Der Volksentscheid über die Annahme der Verfassung fand gleichzeitig mit der Landtagswahl am 1. Dezember 1946 statt. Von den etwa vier Millionen Wahlberechtigten machten 75,7 Prozent von ihrem Stimmrecht Gebrauch. Mit 70,6 Prozent Ja-Stimmen fand die Verfassung eine breite Zustimmung. Am 1. Dezember wird seitdem im Freistaat der Verfassungstag begangen.

Nach der Annahme durch den Volksentscheid fertigte Ministerpräsident Wilhelm Hoegner die Bayerische Verfassung am 2. Dezember 1946 aus. Mit der Verkündung im Gesetz- und Verordnungsblatt trat sie am 8. Dezember 1946 in Kraft. Allerdings fehlt von ihrem Original bis heute jede Spur.

Mit dem Inkrafttreten der Verfassung erlangte Bayern deutlich größere Selbstständigkeit als zuvor. Dennoch übte die amerikanische  Militärregierung auch weiterhin die Oberhoheit aus und behielt sich beispielsweise die Genehmigung von Gesetzen vor. Als sich kurz darauf die Gründung der Bundesrepublik Deutschland durch die drei Westmächte abzeichnete, versuchte Bayern unter Ministerpräsident Ehard, eine möglichst föderalistisch geprägte deutsche Verfassung durchzusetzen; so sollte beispielsweise die Vertretung der Länder – der heutige Bundesrat – ein starkes Gegengewicht zum Bundestag bilden.

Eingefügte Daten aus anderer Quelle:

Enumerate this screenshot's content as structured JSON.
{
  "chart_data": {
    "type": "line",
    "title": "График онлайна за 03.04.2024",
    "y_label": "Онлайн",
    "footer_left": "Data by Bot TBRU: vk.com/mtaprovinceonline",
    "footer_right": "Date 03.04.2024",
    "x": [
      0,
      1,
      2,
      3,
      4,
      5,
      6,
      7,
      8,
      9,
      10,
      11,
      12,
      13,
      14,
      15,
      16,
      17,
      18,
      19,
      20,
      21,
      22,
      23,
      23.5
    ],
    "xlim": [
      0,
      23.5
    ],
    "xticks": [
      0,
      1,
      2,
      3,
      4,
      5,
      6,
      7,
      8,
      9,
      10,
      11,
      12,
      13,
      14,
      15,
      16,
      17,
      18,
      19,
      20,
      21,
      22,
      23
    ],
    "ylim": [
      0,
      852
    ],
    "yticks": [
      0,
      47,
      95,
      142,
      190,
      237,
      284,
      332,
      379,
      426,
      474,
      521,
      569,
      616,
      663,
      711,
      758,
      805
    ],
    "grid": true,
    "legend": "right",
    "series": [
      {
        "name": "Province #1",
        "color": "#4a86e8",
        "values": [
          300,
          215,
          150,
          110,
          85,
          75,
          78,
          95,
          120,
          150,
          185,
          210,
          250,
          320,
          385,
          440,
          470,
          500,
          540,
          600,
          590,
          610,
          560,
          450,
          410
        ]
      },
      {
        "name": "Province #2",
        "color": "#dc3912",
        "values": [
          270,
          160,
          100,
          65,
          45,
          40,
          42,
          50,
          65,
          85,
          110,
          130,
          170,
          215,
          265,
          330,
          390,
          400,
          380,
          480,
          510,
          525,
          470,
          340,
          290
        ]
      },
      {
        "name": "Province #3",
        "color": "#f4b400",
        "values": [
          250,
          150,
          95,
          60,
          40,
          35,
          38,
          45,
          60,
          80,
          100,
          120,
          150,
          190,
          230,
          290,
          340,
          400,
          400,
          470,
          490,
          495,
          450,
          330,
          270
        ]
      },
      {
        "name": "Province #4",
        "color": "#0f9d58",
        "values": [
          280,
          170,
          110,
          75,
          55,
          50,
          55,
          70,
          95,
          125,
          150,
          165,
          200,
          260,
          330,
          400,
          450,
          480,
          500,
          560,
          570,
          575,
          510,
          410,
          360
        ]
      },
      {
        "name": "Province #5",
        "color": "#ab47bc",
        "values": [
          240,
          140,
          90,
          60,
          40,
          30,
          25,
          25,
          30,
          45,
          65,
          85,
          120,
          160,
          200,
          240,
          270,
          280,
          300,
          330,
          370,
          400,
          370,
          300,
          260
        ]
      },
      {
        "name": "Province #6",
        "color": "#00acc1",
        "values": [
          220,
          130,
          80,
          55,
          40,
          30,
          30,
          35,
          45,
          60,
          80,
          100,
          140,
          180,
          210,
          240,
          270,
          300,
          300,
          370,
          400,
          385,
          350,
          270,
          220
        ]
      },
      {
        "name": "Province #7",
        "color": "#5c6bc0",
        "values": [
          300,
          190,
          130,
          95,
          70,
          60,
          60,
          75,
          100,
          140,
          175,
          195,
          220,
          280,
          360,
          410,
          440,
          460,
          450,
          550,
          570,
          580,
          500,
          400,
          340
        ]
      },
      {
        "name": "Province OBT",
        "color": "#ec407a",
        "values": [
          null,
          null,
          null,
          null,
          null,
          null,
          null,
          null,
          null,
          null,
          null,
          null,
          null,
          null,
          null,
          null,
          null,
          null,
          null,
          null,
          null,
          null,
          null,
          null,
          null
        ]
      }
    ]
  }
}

Ehard berief im August 1948 eine Verfassungskommission aus Experten der Länder nach Herrenchiemsee, deren Vorschläge dem Parlamentarischen Rat in Bonn als Anregungen für das Grundgesetz dienten. Allerdings erreichte Bayern in Bonn seine Ziele nur teilweise. Deshalb lehnten im Bayerischen Landtag nach einer Marathon-Debatte im Mai 1949 die meisten Abgeordneten der CSU und der WAV (Wirtschaftliche Aufbau-Vereinigung) das Grundgesetz mit Stimmenmehrheit ab, während sich SPD und FDP für das Grundgesetz aussprachen. Obgleich Bayern damit als einziges Land gegen das Grundgesetz stimmte, wurde gleichzeitig dessen Gültigkeit auch für Bayern mit einer deutlichen Mehrheit anerkannt. Seitdem werden viele Artikel der Bayerischen Verfassung von Bundesrecht überlagert.